International career^{‡}
- 2015: Croatia U17 / 1 / (0)

= Tomislav Gudelj =

Croatian footballer (born 1998)

Tomislav Gudelj (born 1 May 1998) is a Croatian professional footballer who plays as a forward for Prva NL club Croatia Zmijavci.

==Career==
As a youth player Gudelj joined the youth academy of Croatian side HNK Hajduk Split. In 2014, he joined the youth academy of Croatian side RNK Split. Subsequently, he signed for Croatian side NK Croatia Zmijavci in 2016, where he made fifty-three league appearances and scored sixteen goals. Following his stint there, he signed for Croatian side NK Rudeš in 2022, helping the club achieve promotion from the second tier to the top flight. Croatian newspaper 24sata wrote in 2023 that he "transformed into one of the [club's] best [players] since his arrival... a year and a half ago" while playing for them.

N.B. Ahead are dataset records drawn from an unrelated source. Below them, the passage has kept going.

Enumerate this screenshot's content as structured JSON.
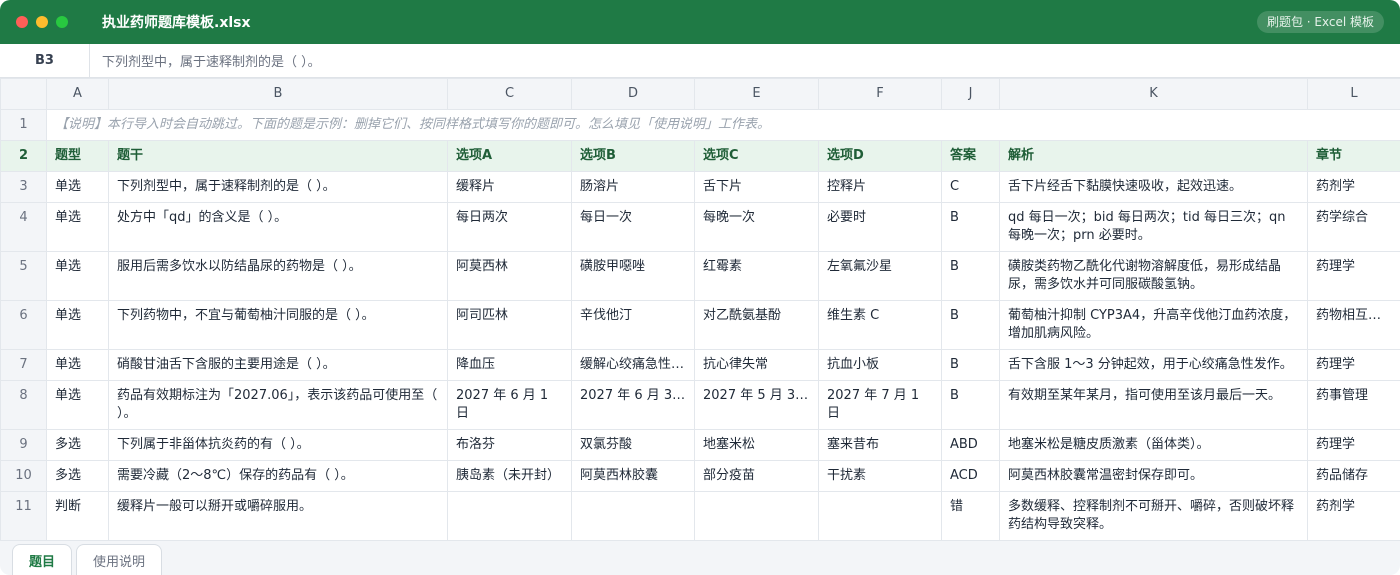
{
  "window": {
    "title": "执业药师题库模板.xlsx",
    "badge": "刷题包 · Excel 模板",
    "colors": {
      "titlebar": "#1f7a45",
      "close": "#ff5f57",
      "minimize": "#febc2e",
      "maximize": "#28c840"
    }
  },
  "formula_bar": {
    "cell_ref": "B3",
    "content": "下列剂型中，属于速释制剂的是（ ）。"
  },
  "columns": [
    "A",
    "B",
    "C",
    "D",
    "E",
    "F",
    "J",
    "K",
    "L"
  ],
  "note_row": {
    "num": "1",
    "text": "【说明】本行导入时会自动跳过。下面的题是示例：删掉它们、按同样格式填写你的题即可。怎么填见「使用说明」工作表。"
  },
  "header_row": {
    "num": "2",
    "cells": [
      "题型",
      "题干",
      "选项A",
      "选项B",
      "选项C",
      "选项D",
      "答案",
      "解析",
      "章节"
    ]
  },
  "rows": [
    {
      "num": "3",
      "cells": [
        "单选",
        "下列剂型中，属于速释制剂的是（ ）。",
        "缓释片",
        "肠溶片",
        "舌下片",
        "控释片",
        "C",
        "舌下片经舌下黏膜快速吸收，起效迅速。",
        "药剂学"
      ]
    },
    {
      "num": "4",
      "cells": [
        "单选",
        "处方中「qd」的含义是（ ）。",
        "每日两次",
        "每日一次",
        "每晚一次",
        "必要时",
        "B",
        "qd 每日一次；bid 每日两次；tid 每日三次；qn 每晚一次；prn 必要时。",
        "药学综合"
      ]
    },
    {
      "num": "5",
      "cells": [
        "单选",
        "服用后需多饮水以防结晶尿的药物是（ ）。",
        "阿莫西林",
        "磺胺甲噁唑",
        "红霉素",
        "左氧氟沙星",
        "B",
        "磺胺类药物乙酰化代谢物溶解度低，易形成结晶尿，需多饮水并可同服碳酸氢钠。",
        "药理学"
      ]
    },
    {
      "num": "6",
      "cells": [
        "单选",
        "下列药物中，不宜与葡萄柚汁同服的是（ ）。",
        "阿司匹林",
        "辛伐他汀",
        "对乙酰氨基酚",
        "维生素 C",
        "B",
        "葡萄柚汁抑制 CYP3A4，升高辛伐他汀血药浓度，增加肌病风险。",
        "药物相互作用"
      ]
    },
    {
      "num": "7",
      "cells": [
        "单选",
        "硝酸甘油舌下含服的主要用途是（ ）。",
        "降血压",
        "缓解心绞痛急性发作",
        "抗心律失常",
        "抗血小板",
        "B",
        "舌下含服 1～3 分钟起效，用于心绞痛急性发作。",
        "药理学"
      ]
    },
    {
      "num": "8",
      "cells": [
        "单选",
        "药品有效期标注为「2027.06」，表示该药品可使用至（ ）。",
        "2027 年 6 月 1 日",
        "2027 年 6 月 30 日",
        "2027 年 5 月 31 日",
        "2027 年 7 月 1 日",
        "B",
        "有效期至某年某月，指可使用至该月最后一天。",
        "药事管理"
      ]
    },
    {
      "num": "9",
      "cells": [
        "多选",
        "下列属于非甾体抗炎药的有（ ）。",
        "布洛芬",
        "双氯芬酸",
        "地塞米松",
        "塞来昔布",
        "ABD",
        "地塞米松是糖皮质激素（甾体类）。",
        "药理学"
      ]
    },
    {
      "num": "10",
      "cells": [
        "多选",
        "需要冷藏（2～8℃）保存的药品有（ ）。",
        "胰岛素（未开封）",
        "阿莫西林胶囊",
        "部分疫苗",
        "干扰素",
        "ACD",
        "阿莫西林胶囊常温密封保存即可。",
        "药品储存"
      ]
    },
    {
      "num": "11",
      "cells": [
        "判断",
        "缓释片一般可以掰开或嚼碎服用。",
        "",
        "",
        "",
        "",
        "错",
        "多数缓释、控释制剂不可掰开、嚼碎，否则破坏释药结构导致突释。",
        "药剂学"
      ]
    }
  ],
  "sheet_tabs": [
    {
      "label": "题目",
      "active": true
    },
    {
      "label": "使用说明",
      "active": false
    }
  ]
}
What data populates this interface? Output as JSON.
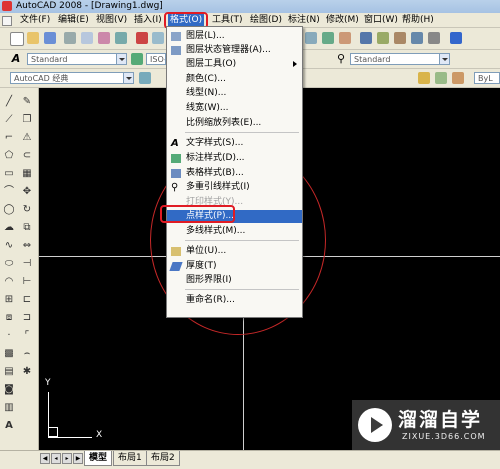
{
  "window": {
    "title": "AutoCAD 2008 - [Drawing1.dwg]"
  },
  "menubar": {
    "items": [
      "文件(F)",
      "编辑(E)",
      "视图(V)",
      "插入(I)",
      "格式(O)",
      "工具(T)",
      "绘图(D)",
      "标注(N)",
      "修改(M)",
      "窗口(W)",
      "帮助(H)"
    ],
    "active_index": 4
  },
  "toolbar": {
    "text_style": "Standard",
    "dim_style_partial": "ISO-2",
    "table_style": "Standard",
    "workspace": "AutoCAD 经典",
    "layer_partial": "ByL"
  },
  "format_menu": {
    "items": [
      {
        "label": "图层(L)...",
        "icon": "layers-icon"
      },
      {
        "label": "图层状态管理器(A)...",
        "icon": "layer-states-icon"
      },
      {
        "label": "图层工具(O)",
        "submenu": true
      },
      {
        "label": "颜色(C)..."
      },
      {
        "label": "线型(N)..."
      },
      {
        "label": "线宽(W)..."
      },
      {
        "label": "比例缩放列表(E)..."
      },
      {
        "label": "文字样式(S)...",
        "icon": "text-style-icon"
      },
      {
        "label": "标注样式(D)...",
        "icon": "dim-style-icon"
      },
      {
        "label": "表格样式(B)...",
        "icon": "table-style-icon"
      },
      {
        "label": "多重引线样式(I)",
        "icon": "mleader-style-icon"
      },
      {
        "label": "打印样式(Y)...",
        "disabled": true
      },
      {
        "label": "点样式(P)...",
        "highlighted": true
      },
      {
        "label": "多线样式(M)..."
      },
      {
        "label": "单位(U)...",
        "icon": "units-icon"
      },
      {
        "label": "厚度(T)",
        "icon": "thickness-icon"
      },
      {
        "label": "图形界限(I)"
      },
      {
        "label": "重命名(R)..."
      }
    ]
  },
  "canvas": {
    "axis_x": "X",
    "axis_y": "Y"
  },
  "layout_tabs": [
    "模型",
    "布局1",
    "布局2"
  ],
  "watermark": {
    "brand": "溜溜自学",
    "url": "ZIXUE.3D66.COM"
  },
  "colors": {
    "highlight": "#316ac5",
    "annotation_red": "#e01b24",
    "canvas": "#000000",
    "chrome": "#ece9d8"
  }
}
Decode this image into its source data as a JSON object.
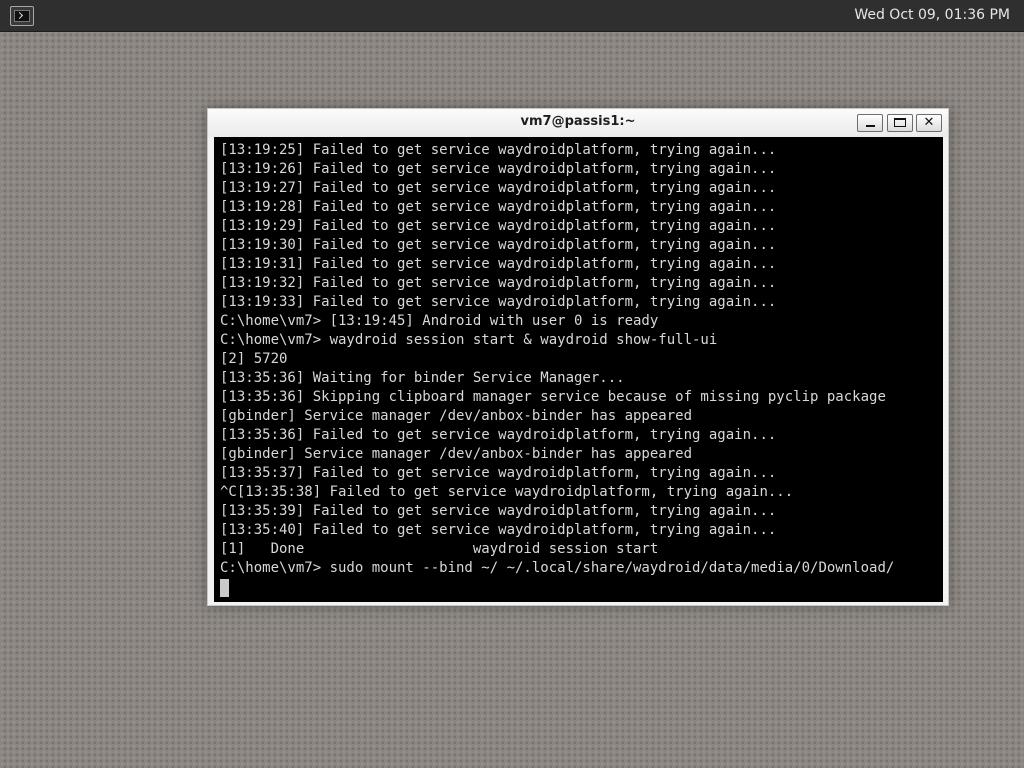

During the summer of 2023, he returned to Croatian side NK Croatia Zmijavci, where he made twelve league appearances and scored eight goals before signing for Croatian side NK Varaždin in 2024, where he made nine league appearances and scored zero goals. Six months later, he signed for Dutch side SBV Vitesse.

==Personal life==
Gudelj was born on 1 May 1998 in Zagreb, Croatia. A native of the aforementioned city, he has been married and has a son.